Het Perzische Leger I
On december 19, 2021 by adminPrivacy & Cookies
Deze site maakt gebruik van cookies. Door verder te gaan, gaat u akkoord met het gebruik ervan. Meer informatie, waaronder hoe u cookies kunt beheren.
Het Achaemenidische Rijk (559 v.Chr.-330 v.Chr.) was het eerste van de Perzische Rijken dat over aanzienlijke delen van Groot-Iran heerste. Het rijk bezat een “nationaal leger” van ruwweg 120.000-150.000 manschappen, plus enkele tienduizenden manschappen van hun bondgenoten.
Het Perzische leger was verdeeld in regimenten van elk duizend man, hazarabam genaamd. Tien hazarabams vormden een haivarabam, of divisie. De bekendste haivarabam waren de Onsterfelijken, de persoonlijke garde van de koning. De kleinste eenheid was de tien mans dathaba. Tien dathaba’s vormden de sataba van honderd man.
Het koninklijk leger gebruikte een systeem van gekleurde uniformen om de verschillende eenheden te identificeren. Er werd een grote verscheidenheid aan kleuren gebruikt, waarvan de meest voorkomende geel, paars en blauw waren. Maar dit systeem was waarschijnlijk beperkt tot de inheemse Perzische troepen en werd niet gebruikt voor hun talrijke bondgenoten.
De gebruikelijke tactiek die de Perzen in de beginperiode van het keizerrijk toepasten, was het vormen van een schildmuur waar boogschutters overheen konden schieten. Deze troepen (sparabara of schilddragers genoemd) waren uitgerust met een groot rechthoekig rieten schild, spara genaamd, en bewapend met een korte speer van ongeveer twee meter lang.
De boog was het meest gebruikte wapen van de Perzen. De rol van de sparabara was de vijand te verzwakken met volleys van pijlen. De belangrijkste stootactie werd door de cavalerie uitgevoerd. Het zwaar uitgeruste Perzische voetvolk was niet ideaal voor schokaanvallen.
Het Perzische leger bestond uit infanterie, cavalerie, wagenmenners, boogschutters, genieofficieren, en nafta-werpers. In de begintijd had het leger van Cyrus weinig cavalerie, en de normale verhouding tussen infanterie en cavalerie was 90 procent op 10 procent. Na Cyrus veranderde de verhouding in 80 procent infanterie en 20 procent cavalerie, waarbij de Perzen en Meden het leeuwendeel van de zware cavalerie vormden als het elite slagwapen. Cyrus besefte het belang van de cavalerie voor een leger dat zich snel over lange afstanden moest verplaatsen en in veel verschillende soorten terrein moest vechten. Hij smeedde persoonlijk de Perzische cavalerie tot ’s werelds grootste bereden leger. Het grootste aantal Perzische ruiters bestond uit lichte cavalerie, gewapend met de eenvoudige boog (niet-samengesteld) en meestal bestaande uit ongeregelde nationaliteitstroepen die door Perzen werden geoffreerd. De tactische rol van deze lichte infanterie was de vijand lastig te vallen en in de strijd te lokken.

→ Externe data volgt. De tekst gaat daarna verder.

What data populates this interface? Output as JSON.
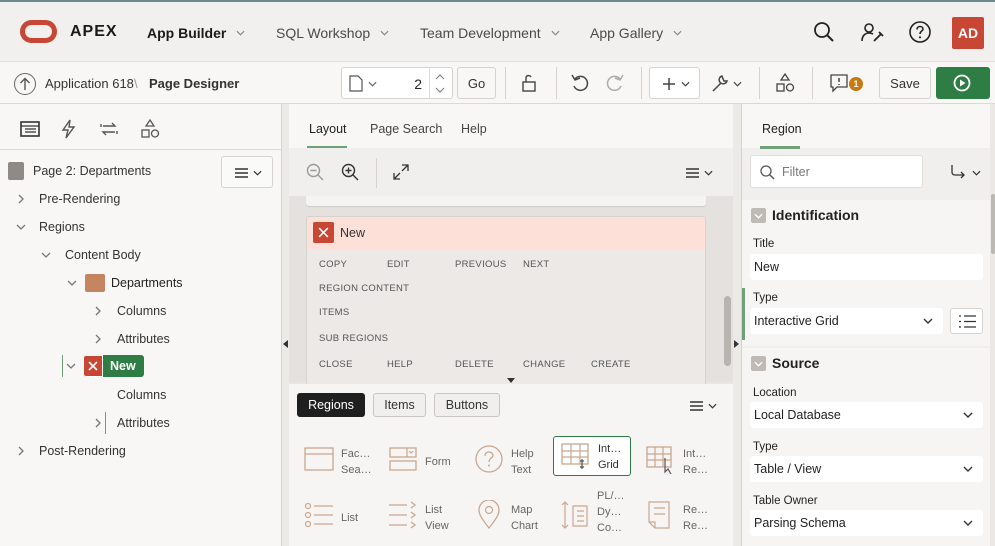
{
  "header": {
    "brand": "APEX",
    "nav": [
      {
        "label": "App Builder",
        "active": true
      },
      {
        "label": "SQL Workshop",
        "active": false
      },
      {
        "label": "Team Development",
        "active": false
      },
      {
        "label": "App Gallery",
        "active": false
      }
    ],
    "avatar_initials": "AD",
    "icons": [
      "search-icon",
      "admin-wrench-icon",
      "help-icon"
    ]
  },
  "toolbar": {
    "breadcrumb": {
      "app": "Application 618",
      "separator": "\\",
      "page": "Page Designer"
    },
    "page_number": "2",
    "go_label": "Go",
    "messages_count": "1",
    "save_label": "Save"
  },
  "left": {
    "tabs": [
      "rendering-icon",
      "dynamic-actions-icon",
      "processing-icon",
      "shared-components-icon"
    ],
    "tree": {
      "root": "Page 2: Departments",
      "items": [
        {
          "label": "Pre-Rendering"
        },
        {
          "label": "Regions"
        },
        {
          "label": "Content Body"
        },
        {
          "label": "Departments"
        },
        {
          "label": "Columns"
        },
        {
          "label": "Attributes"
        },
        {
          "label": "New"
        },
        {
          "label": "Columns"
        },
        {
          "label": "Attributes"
        },
        {
          "label": "Post-Rendering"
        }
      ]
    }
  },
  "center": {
    "tabs": [
      {
        "label": "Layout",
        "active": true
      },
      {
        "label": "Page Search",
        "active": false
      },
      {
        "label": "Help",
        "active": false
      }
    ],
    "region": {
      "title": "New",
      "slots_row1": [
        "COPY",
        "EDIT",
        "PREVIOUS",
        "NEXT"
      ],
      "slot_region_content": "REGION CONTENT",
      "slot_items": "ITEMS",
      "slot_sub_regions": "SUB REGIONS",
      "slots_row5": [
        "CLOSE",
        "HELP",
        "DELETE",
        "CHANGE",
        "CREATE"
      ]
    },
    "gallery": {
      "tabs": [
        {
          "label": "Regions",
          "active": true
        },
        {
          "label": "Items",
          "active": false
        },
        {
          "label": "Buttons",
          "active": false
        }
      ],
      "items": [
        {
          "line1": "Fac…",
          "line2": "Sea…",
          "line3": ""
        },
        {
          "line1": "Form",
          "line2": "",
          "line3": ""
        },
        {
          "line1": "Help",
          "line2": "Text",
          "line3": ""
        },
        {
          "line1": "Int…",
          "line2": "Grid",
          "line3": ""
        },
        {
          "line1": "Int…",
          "line2": "Re…",
          "line3": ""
        },
        {
          "line1": "List",
          "line2": "",
          "line3": ""
        },
        {
          "line1": "List",
          "line2": "View",
          "line3": ""
        },
        {
          "line1": "Map",
          "line2": "Chart",
          "line3": ""
        },
        {
          "line1": "PL/…",
          "line2": "Dy…",
          "line3": "Co…"
        },
        {
          "line1": "Re…",
          "line2": "Re…",
          "line3": ""
        }
      ]
    }
  },
  "right": {
    "tab": "Region",
    "filter_placeholder": "Filter",
    "identification": {
      "title": "Identification",
      "title_label": "Title",
      "title_value": "New",
      "type_label": "Type",
      "type_value": "Interactive Grid"
    },
    "source": {
      "title": "Source",
      "location_label": "Location",
      "location_value": "Local Database",
      "type_label": "Type",
      "type_value": "Table / View",
      "owner_label": "Table Owner",
      "owner_value": "Parsing Schema"
    }
  }
}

De elite van het Perzische leger was de zware cavalerie, die vrijwel uitsluitend uit Perzische reguliere eenheden bestond. Aanvankelijk was de cavalerie bewapend met de standaardwapens van de Perzische infanterist: de boog, de strijdbijl en het ovale schild. Later werd de zware cavalerie uitgerust met de korte steek- en werpspeer. Lange lansen van hout of geheel van metaal, ovale schilden en speren werden ook gebruikt. De eigenlijke speer, zo genoemd, werd uitgevonden door de Perzen en later door Alexander overgenomen voor gebruik door zijn Griekse cavalerie. Het was een korte speer van ongeveer een meter lang, gemaakt van dadelpalmhout, dik riet, of het hout van de jujubeboom. De punt was van brons of ijzer. De Perzische speer kon als een speer worden geworpen, als steekwapen worden gebruikt, of zelfs over de kop worden geworpen. Elke zware cavalerist droeg twee speren als basis gevechtslast. Cavaleristen droegen een pantser dat bestond uit een zware leren mantel bedekt met overlappende schijven van brons, ijzer, en soms goud. De wapenrusting was vaak gekleurd om een eenheid van een andere te onderscheiden. Leren scheenplaten beschermden de benen van de cavalerist. De persoonlijke bescherming werd vergroot met een klein ovaal schild, gemaakt van leer met een metalen rand. In het bovenste schild werden aan de bovenrand twee gaten gestoken, zodat de soldaat door het schild heen kon kijken als hij in gevecht was.